Follow the generalised instructions above after you’ve set your desired capabilities and started an Appium session.

iOS Hybrid App Automation

Appium connects to a web view using a unique remote debugger in order to interact with it. Since the simulator and the Appium server are on the same machine, a direct connection is made when executing against a simulator. The WkWebView and UIWebView elements can be automated with Appium. SafariViewController elements can’t currently be handled by it, unfortunately.

Follow the general instructions above after you’ve started an Appium session and set your desired capabilities.

Steps For Debugging Common Appium Errors

  • Ensure that the Android emulator is activated and running before launching the suite. Running adb kill-server and adb devices is helpful. By doing this, the Android device’s connection can be reset and the problem fixed.
  • Try performing a cold boot if the Android emulator you’re using with Fastboot isn’t being correctly detected by ADB: Cold Boot Now can be found under Android Studio > Tools > AVD Manager. Refer to Step 6 from the “Android Emulators for Appium testing” section to learn how to cold boot, and this will largely resolve all emulator issues.
  • Make sure Xcode has downloaded device symbols if the Instrument for iOS crashes when running against a physical device (“exited with code 253”). After selecting Window -> Devices, it should launch immediately. After updating iOS versions, it is required.
  • The certificate needed for creating the app and the WebDriverAgent is stored in the macOS keychain, which must be unlocked, particularly if you’re using ssh.

Conclusion

Appium is a well-known mobile automation testing tool for mobile browsers and mobile applications.
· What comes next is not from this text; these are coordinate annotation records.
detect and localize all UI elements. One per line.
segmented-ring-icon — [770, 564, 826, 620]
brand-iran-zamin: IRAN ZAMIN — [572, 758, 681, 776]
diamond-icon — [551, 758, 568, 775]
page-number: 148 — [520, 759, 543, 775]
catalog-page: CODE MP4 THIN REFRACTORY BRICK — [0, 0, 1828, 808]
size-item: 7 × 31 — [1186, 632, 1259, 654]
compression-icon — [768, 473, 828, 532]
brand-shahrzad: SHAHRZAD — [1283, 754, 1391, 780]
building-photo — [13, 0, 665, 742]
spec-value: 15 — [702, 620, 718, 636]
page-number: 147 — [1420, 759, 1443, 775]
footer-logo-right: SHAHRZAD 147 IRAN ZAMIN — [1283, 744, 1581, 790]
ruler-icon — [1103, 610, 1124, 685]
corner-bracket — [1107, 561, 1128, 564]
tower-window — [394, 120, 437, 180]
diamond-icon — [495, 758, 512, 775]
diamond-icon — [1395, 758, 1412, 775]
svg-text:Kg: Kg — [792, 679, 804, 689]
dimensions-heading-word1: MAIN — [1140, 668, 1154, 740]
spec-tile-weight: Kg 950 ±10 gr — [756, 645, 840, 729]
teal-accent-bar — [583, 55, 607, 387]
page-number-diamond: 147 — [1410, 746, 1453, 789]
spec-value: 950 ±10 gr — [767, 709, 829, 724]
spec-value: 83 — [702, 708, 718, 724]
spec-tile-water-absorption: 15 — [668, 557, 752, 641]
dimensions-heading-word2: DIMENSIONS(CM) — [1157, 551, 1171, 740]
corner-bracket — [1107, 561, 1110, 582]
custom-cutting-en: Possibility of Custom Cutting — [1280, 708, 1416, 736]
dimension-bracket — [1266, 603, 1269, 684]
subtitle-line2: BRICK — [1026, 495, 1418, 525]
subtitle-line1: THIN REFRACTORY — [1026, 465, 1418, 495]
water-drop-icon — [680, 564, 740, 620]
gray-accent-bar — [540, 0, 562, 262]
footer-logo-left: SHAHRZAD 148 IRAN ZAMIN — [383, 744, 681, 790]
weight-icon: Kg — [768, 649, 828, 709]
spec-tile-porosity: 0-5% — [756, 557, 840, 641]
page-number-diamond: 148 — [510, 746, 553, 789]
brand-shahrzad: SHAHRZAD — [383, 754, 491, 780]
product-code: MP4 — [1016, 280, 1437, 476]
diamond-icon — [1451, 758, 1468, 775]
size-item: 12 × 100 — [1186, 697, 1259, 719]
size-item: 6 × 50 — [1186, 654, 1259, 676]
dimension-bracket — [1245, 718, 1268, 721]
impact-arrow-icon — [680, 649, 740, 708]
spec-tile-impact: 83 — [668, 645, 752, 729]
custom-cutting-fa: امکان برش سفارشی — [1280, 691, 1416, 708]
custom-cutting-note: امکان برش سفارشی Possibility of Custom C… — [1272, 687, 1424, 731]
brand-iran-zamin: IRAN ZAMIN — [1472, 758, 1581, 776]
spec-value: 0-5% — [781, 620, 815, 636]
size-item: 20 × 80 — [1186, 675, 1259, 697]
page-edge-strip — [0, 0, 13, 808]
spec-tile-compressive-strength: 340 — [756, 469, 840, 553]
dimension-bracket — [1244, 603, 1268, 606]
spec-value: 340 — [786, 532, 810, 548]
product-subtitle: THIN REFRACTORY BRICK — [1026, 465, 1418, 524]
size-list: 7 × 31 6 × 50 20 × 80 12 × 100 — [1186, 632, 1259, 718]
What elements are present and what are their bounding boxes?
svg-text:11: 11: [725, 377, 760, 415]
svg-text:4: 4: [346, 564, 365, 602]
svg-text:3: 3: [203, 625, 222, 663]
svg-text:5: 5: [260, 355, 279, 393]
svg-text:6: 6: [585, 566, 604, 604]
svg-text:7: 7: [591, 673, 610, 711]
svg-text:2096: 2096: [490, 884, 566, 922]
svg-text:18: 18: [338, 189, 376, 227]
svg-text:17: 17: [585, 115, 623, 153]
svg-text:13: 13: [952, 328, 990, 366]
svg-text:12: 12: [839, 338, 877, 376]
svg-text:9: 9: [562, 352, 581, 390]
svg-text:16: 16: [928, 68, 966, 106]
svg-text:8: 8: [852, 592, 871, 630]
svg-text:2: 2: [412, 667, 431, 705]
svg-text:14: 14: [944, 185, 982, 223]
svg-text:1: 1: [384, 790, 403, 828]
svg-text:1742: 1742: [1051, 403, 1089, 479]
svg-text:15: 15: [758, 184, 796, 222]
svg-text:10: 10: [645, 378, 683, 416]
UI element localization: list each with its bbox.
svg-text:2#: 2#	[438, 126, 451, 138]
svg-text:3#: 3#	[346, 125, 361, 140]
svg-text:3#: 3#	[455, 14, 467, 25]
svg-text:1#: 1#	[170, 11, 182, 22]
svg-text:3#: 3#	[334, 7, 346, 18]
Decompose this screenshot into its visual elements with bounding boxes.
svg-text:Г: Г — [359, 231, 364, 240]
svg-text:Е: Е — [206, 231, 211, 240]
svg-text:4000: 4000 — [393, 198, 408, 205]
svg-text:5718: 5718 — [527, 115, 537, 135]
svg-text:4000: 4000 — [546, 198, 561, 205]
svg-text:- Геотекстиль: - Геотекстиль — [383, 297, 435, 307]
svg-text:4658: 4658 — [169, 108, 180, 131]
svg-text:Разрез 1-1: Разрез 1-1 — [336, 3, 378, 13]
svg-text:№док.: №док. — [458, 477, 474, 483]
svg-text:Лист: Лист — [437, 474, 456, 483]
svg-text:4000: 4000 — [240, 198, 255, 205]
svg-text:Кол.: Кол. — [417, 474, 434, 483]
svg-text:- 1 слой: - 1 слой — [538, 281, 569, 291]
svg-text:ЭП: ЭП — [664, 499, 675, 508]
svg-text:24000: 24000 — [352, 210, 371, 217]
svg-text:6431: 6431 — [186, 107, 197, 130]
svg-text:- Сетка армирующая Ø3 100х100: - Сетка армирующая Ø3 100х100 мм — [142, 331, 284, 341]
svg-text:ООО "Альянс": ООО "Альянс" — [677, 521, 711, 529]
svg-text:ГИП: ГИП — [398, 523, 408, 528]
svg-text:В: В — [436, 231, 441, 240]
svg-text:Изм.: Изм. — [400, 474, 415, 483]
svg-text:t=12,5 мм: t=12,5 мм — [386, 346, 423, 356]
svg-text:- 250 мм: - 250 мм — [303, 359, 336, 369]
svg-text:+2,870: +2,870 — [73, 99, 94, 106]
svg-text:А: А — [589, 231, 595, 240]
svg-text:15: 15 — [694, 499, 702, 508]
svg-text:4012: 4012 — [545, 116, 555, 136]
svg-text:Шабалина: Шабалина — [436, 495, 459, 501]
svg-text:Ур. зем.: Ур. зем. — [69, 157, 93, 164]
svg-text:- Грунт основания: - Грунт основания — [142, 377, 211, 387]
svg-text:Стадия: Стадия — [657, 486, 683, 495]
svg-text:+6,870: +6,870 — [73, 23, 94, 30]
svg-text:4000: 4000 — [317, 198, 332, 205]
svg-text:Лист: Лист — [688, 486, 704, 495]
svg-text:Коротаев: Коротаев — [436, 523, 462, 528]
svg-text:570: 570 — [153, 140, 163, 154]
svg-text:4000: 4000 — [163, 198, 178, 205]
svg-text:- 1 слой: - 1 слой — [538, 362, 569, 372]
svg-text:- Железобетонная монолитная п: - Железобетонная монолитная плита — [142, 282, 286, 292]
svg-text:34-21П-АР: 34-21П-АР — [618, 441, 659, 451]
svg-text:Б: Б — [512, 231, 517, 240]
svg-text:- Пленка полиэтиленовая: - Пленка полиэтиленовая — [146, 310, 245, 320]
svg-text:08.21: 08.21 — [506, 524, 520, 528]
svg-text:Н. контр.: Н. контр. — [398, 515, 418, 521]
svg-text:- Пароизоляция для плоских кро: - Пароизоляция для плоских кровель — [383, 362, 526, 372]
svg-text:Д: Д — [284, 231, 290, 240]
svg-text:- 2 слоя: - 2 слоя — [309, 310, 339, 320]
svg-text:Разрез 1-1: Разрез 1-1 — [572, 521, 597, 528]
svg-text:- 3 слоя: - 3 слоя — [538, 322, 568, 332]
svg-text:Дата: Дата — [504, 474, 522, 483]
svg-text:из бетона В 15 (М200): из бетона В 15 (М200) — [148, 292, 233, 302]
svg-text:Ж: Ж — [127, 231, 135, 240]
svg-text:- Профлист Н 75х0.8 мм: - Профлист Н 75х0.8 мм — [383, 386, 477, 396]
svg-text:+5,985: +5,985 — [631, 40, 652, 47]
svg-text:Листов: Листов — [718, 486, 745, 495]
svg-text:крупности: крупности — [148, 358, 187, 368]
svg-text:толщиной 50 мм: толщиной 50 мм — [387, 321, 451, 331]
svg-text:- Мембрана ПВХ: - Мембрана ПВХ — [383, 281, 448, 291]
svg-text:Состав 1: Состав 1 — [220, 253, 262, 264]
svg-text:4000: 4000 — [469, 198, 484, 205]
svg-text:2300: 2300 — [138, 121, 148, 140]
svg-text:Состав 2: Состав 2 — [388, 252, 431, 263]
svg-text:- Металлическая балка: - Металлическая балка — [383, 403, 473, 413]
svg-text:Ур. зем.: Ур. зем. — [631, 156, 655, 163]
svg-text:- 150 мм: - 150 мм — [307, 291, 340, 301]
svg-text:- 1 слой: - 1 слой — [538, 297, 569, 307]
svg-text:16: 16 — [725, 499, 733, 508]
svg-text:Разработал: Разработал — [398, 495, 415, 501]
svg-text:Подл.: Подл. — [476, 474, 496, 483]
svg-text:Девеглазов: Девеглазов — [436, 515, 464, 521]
It validates mobile browser and application compatibility, usability, and response time across various mobile devices.

Appium will be a piece of cake if you’re familiar with Selenium. It’s essentially a Selenium WebDriver for testing mobile devices. The Appium server’s primary function is to receive test requests in JSON format and convert them into commands that can be accepted by native testing frameworks.

This article went in-depth on the fundamentals of the Appium framework for testing Android and iOS apps in this tutorial on mobile app testing.